2002/09/23 (月) 17:21:40 ◆ ▼ ◇ [mirai]記憶する限り、いちばん居ずまいを正して書いたのは、1984年4月、
北朝鮮に帰国した在日朝鮮人の運命に関する記事だった。
祖国再建に役立ちたいという思いから、帰国していった在日朝鮮人は、
1959年からの約10年間だけで、8万人以上。高等教育を受けた人や
技術者が多かったが、特殊な政治体制の中で、差別され、
山奥に追放されて生活に困窮する者が続出、刑死する者もいたらしい。
取材源は、子どもや兄弟を北朝鮮に送り返した在日の肉親で、
話を聞くにあたって、「あなたの書き方次第で、息子は処刑されます。書くなら、
それを分かったうえで……」と、泣きながら念を押された。
居ずまいを正して書かざるを得なかった。
2回の連載で、400字詰め原稿用紙にして、約40枚。リアクションは大きく、
「よく書いてくれた。
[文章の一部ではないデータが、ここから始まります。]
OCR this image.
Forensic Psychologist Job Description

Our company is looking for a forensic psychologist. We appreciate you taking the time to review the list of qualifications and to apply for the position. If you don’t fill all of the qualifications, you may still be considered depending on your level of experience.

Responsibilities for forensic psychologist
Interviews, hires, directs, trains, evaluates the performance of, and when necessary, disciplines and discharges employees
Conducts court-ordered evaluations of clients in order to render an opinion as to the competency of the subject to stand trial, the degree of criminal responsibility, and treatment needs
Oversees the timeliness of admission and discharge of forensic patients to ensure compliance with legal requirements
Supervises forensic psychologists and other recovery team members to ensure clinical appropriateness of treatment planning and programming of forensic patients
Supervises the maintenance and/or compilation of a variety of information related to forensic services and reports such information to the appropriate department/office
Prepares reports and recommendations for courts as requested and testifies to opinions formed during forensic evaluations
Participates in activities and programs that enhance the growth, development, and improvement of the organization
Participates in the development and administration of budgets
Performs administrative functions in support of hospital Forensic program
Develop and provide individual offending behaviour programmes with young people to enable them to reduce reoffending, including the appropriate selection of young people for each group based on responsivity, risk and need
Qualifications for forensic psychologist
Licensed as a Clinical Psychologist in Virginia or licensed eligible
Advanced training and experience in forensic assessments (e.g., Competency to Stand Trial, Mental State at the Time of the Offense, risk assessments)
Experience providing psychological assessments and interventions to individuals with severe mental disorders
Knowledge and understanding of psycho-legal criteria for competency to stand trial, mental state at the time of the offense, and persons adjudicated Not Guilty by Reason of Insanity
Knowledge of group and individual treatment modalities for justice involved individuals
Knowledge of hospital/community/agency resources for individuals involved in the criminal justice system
いま電話口で、一族が集まって泣いています」という
感謝の電話がある一方、在日朝鮮人の団体の抗議が殺到した。
回線がパンクするほどの電話、段ボール箱単位で届くハガキ、ひっきりなしの面会、
そして新聞社を包囲する連日のデモ。社内からも、
「KCIAの手先」といった陰口が聞こえてきた。そのころ、
この種の問題に直接触れることをはばかる雰囲気が、マスコミの間にまだあった。